Nkhatha spent over a decade across Limpopo, having moved to South Africa in 2007, when he joined Free State Stars in a successful career that saw him go on to play for Kaizer Chiefs and SuperSport.

The striker, who turns 33 in October, currently holds a South African identity document, and will be required to secure a work permit for him to feature in the local league.

“We had hoped that we could secure all his papers this week, but the process is a bit more complicated and long than we had anticipated,” a team official said.

“We have received a clearance from SuperSport, the team he last played for. But since he had acquired SA permanent resident papers, we are required to register him as a foreigner. What it means is we will need to get an international transfer clearance from the South African Football Association for us to start processing his work permit. I understand the process could take two to three weeks,” the source added.

No official comment could be obtained from Dynamos, as club’s secretary-general and spokesperson Webster Marechera was not reachable on his mobile phone.

This news would come as a huge blow to the team, which was hoping to use the striker when the league resumes most likely this weekend.

DeMbare travel to Highlanders next, and it’s highly likely that Nkhatha would miss the trip to Bulawayo.

The former Buymore striker is one of the four players that the club added to bolster the squad in the mid-season transfer window, together with Munashe Kaseke and returning stars Bret Amidu and Denver Mukamba.

Nkhatha, who started training with the Harare giants last week, is expected to breathe a new lease of life to what has been a poor Dynamos attack this season, which coach Lloyd Mutasa has pointed as the team’s main problematic area.
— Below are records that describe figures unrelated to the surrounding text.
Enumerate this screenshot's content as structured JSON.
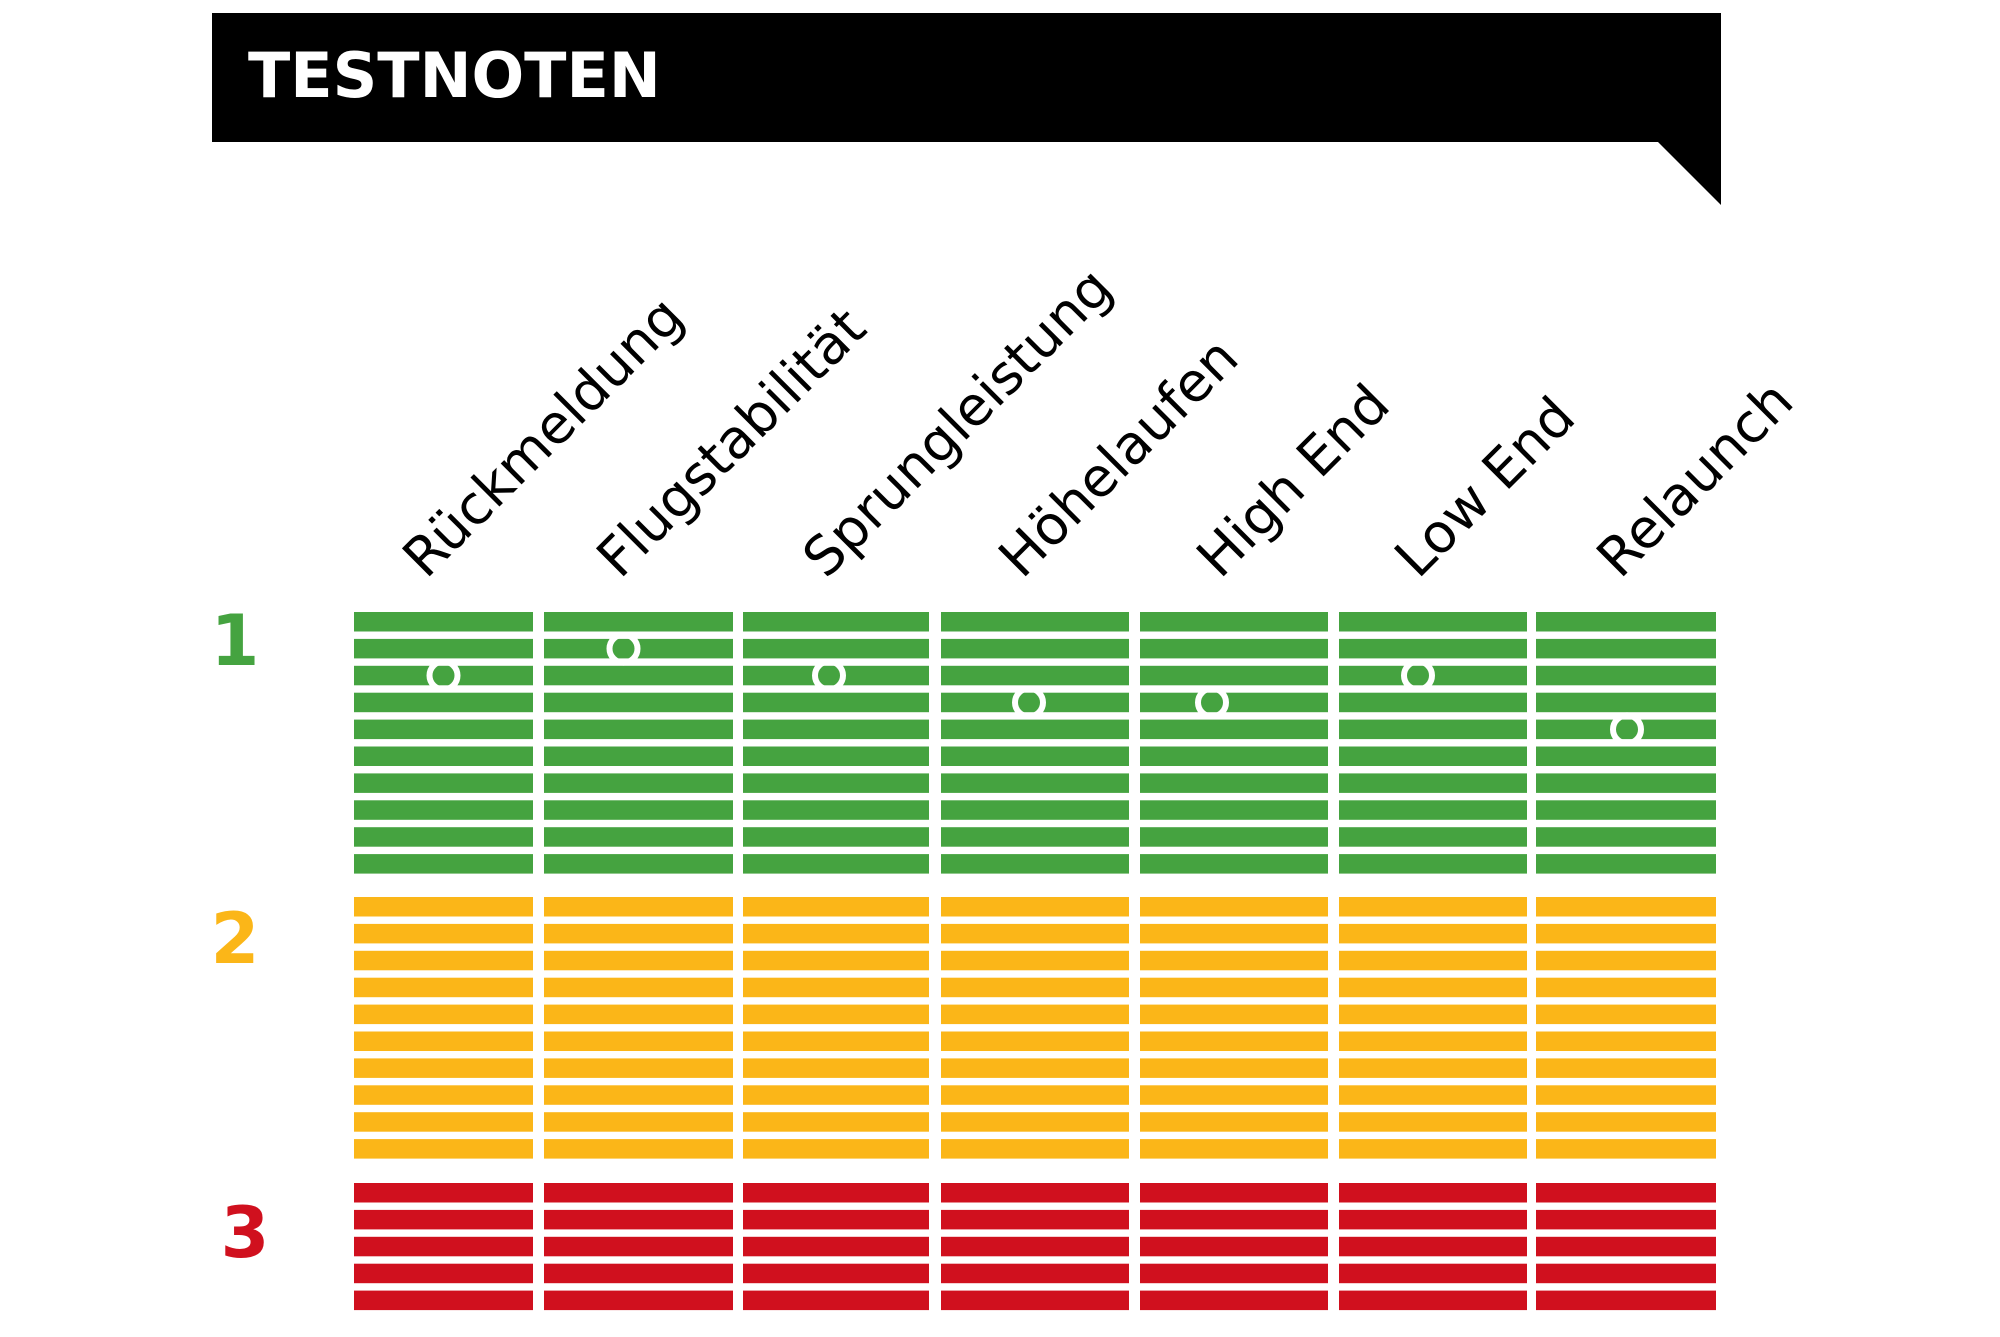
{
  "title": "TESTNOTEN",
  "colors": {
    "title_bar": "#000000",
    "title_text": "#ffffff",
    "grade_1": "#45a340",
    "grade_2": "#fbb618",
    "grade_3": "#d0101e",
    "marker": "#ffffff"
  },
  "chart_data": {
    "type": "scatter",
    "title": "TESTNOTEN",
    "categories": [
      "Rückmeldung",
      "Flugstabilität",
      "Sprungleistung",
      "Höhelaufen",
      "High End",
      "Low End",
      "Relaunch"
    ],
    "grades": [
      {
        "label": "1",
        "color": "#45a340",
        "steps": 10
      },
      {
        "label": "2",
        "color": "#fbb618",
        "steps": 10
      },
      {
        "label": "3",
        "color": "#d0101e",
        "steps": 5
      }
    ],
    "series": [
      {
        "values": [
          1.2,
          1.1,
          1.2,
          1.3,
          1.3,
          1.2,
          1.4
        ]
      }
    ],
    "ylim": [
      1.0,
      3.5
    ],
    "y_reversed": true
  }
}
Strikers Quality Kangadze and Kuda Kumwala have failed to fill in the boots left by Cameroonian Christian Ntouba, who was frustrated out of the club at the start of the season.

The team has scored 17 goals in 20 games, fewer than Bulawayo City and Shabanie Mine, who have 18 and 19 goals respectively, two teams that are second bottom on the log standings.

Mutasa has blamed the lack of firepower for the dismal start to their season, where they are hovering just above the relegation zone and currently sit on 13th place with 22 points, three better than Nichrut who occupy the relegation cut-off point.

The Premier Soccer League was forced to cancel all the weekend’s league programme following political disturbances that rocked Harare on Wednesday last week that left at least six people dead.